Balikagira holds a 1996 handwritten sale agreement in Runyoro, detailing payment of Shs170,000, 12 goats, a bicycle, and a blanket, witnessed by local land executives.
Lokeris rejects the accusations, stating he legally obtained the land in 1996 and has occupied it peacefully for over 20 years without issues. He questions Balikagira’s ownership documents.
Balikagira recounts that in 2007, as land committee chair, he negotiated with Lokeris for adjacent land at Shs500,000 per acre, but the deal fell through due to delays.

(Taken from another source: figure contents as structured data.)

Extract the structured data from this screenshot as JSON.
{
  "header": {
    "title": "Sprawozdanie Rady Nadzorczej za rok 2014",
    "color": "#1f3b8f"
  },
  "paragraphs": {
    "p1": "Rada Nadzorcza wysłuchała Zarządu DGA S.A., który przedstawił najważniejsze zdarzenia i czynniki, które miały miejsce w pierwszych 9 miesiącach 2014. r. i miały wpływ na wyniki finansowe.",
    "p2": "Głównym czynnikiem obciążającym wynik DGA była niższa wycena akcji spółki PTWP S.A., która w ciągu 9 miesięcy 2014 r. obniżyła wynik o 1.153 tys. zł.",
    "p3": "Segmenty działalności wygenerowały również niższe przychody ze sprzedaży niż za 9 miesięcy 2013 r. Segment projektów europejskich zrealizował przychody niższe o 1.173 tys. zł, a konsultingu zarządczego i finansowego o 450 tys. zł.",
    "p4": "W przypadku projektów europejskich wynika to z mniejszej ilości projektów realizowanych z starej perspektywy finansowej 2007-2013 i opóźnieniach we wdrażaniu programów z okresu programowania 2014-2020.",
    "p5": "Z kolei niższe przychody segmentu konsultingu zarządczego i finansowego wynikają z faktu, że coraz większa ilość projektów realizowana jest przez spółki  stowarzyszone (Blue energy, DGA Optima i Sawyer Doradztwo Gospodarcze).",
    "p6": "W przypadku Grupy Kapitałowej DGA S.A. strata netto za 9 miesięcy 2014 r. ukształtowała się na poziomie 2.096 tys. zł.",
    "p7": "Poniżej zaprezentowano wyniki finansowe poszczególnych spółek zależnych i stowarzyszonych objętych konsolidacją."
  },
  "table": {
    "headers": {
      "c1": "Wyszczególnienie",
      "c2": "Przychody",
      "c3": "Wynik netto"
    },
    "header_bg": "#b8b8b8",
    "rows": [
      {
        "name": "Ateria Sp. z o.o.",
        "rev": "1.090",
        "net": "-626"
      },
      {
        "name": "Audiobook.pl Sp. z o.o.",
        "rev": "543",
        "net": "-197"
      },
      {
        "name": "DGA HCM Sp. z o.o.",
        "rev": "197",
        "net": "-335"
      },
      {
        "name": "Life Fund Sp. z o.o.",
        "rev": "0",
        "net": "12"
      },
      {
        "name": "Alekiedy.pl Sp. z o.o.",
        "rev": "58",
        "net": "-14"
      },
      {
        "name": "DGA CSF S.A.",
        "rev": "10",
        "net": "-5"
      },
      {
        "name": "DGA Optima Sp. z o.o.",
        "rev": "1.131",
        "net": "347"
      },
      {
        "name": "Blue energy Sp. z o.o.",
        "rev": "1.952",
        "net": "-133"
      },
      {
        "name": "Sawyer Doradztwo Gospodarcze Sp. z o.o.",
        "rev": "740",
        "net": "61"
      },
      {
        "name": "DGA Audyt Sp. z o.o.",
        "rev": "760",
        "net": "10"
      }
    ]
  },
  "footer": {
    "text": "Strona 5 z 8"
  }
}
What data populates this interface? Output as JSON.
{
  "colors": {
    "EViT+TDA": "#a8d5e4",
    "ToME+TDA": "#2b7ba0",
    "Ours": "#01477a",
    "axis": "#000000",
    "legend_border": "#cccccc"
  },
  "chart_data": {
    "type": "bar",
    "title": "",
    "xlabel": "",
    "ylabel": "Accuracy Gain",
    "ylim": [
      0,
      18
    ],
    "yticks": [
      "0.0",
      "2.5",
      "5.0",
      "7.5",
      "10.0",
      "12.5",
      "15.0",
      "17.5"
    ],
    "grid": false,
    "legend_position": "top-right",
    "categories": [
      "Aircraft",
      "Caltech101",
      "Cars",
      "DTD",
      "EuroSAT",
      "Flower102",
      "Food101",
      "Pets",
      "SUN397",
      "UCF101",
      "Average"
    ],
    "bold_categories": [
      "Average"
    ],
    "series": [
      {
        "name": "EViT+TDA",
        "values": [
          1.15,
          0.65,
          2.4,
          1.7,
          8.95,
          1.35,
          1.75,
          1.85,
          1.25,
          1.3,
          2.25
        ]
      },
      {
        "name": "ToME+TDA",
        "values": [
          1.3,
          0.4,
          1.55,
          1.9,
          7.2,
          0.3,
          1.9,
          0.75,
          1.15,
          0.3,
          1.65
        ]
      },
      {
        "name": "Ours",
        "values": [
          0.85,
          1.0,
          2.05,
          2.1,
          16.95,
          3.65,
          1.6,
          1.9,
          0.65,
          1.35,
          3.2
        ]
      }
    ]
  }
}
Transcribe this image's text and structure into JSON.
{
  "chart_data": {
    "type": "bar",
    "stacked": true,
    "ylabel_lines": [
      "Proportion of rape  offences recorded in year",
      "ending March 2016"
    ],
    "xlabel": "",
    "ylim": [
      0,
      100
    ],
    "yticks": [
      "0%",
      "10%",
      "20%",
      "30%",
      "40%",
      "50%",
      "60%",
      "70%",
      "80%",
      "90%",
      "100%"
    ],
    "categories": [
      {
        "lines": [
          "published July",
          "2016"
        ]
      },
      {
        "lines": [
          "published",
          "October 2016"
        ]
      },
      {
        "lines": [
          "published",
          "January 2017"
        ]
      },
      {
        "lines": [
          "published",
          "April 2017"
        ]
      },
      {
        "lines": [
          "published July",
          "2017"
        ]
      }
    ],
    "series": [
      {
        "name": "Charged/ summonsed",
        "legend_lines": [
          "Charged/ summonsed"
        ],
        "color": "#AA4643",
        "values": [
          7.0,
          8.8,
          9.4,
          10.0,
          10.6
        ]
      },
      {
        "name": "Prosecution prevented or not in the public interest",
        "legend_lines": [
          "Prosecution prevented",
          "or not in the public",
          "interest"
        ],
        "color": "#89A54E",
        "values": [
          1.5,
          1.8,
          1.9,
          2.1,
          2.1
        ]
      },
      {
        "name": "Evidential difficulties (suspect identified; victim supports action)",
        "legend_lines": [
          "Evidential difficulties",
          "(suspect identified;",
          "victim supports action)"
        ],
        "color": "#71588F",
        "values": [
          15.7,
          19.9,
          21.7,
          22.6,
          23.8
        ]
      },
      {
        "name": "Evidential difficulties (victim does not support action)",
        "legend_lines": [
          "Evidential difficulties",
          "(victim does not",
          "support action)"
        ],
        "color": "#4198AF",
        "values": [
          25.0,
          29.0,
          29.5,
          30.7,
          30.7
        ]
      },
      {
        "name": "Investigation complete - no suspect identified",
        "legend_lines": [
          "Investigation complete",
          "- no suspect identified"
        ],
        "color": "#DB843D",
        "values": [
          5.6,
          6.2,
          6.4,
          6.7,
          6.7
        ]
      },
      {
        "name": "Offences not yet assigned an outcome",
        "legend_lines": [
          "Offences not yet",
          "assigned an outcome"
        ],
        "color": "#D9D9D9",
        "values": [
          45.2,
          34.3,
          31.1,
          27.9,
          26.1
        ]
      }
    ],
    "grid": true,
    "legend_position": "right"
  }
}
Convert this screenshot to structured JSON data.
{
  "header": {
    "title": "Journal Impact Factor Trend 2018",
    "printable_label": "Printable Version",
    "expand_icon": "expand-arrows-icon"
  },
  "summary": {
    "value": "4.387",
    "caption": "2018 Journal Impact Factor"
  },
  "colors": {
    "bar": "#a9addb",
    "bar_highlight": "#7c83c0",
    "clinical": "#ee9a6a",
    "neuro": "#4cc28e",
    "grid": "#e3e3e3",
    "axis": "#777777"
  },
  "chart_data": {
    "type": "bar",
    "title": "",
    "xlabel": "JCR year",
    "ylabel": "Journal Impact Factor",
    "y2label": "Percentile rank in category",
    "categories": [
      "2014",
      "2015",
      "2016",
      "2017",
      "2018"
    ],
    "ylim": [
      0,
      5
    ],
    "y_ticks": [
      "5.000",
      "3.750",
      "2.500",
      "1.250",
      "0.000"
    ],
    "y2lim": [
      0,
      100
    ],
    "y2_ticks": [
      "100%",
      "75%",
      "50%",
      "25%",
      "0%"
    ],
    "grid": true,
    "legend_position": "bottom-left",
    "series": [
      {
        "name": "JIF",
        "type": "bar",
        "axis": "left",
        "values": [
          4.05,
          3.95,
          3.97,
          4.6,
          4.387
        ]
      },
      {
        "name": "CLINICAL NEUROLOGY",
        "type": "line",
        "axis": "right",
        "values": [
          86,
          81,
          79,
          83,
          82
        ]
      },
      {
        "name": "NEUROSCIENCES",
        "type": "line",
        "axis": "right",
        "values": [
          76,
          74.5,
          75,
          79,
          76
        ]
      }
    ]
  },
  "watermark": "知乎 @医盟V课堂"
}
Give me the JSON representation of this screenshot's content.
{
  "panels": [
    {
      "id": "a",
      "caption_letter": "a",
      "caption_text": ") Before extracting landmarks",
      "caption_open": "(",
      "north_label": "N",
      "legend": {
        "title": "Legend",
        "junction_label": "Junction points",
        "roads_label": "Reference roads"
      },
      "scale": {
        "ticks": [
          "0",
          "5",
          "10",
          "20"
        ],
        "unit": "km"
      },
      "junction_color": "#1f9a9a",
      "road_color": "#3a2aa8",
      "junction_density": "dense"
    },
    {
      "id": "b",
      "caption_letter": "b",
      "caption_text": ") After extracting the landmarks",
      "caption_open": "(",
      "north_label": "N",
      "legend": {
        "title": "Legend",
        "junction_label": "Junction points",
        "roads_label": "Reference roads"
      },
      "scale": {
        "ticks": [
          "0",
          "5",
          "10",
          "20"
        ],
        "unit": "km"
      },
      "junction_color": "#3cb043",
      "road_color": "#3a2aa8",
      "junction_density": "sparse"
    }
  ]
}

Tensions peaked in 2022 when Balikagira was arrested for alleged trespassing during the Covid-19 lockdown. A State House fact-finding meeting followed, where Lokeris reportedly admitted to applying for only 100 acres and agreed to return any excess.
A June 2022 State House letter to the Kiryandongo RDC, signed by Nathan Bwogi, halted all activities on the disputed land and noted ongoing fencing by Lokeris’s associates, warning of potential violence.
Despite this, Balikagira says the issue lingers without court action, citing the minister’s influence. Local leaders and the Deputy RDC confirm ongoing administrative reviews but no closure.
Land wrangles like this are rampant in Uganda, especially in Kiryandongo’s former ranch areas, with police reporting a surge in such cases.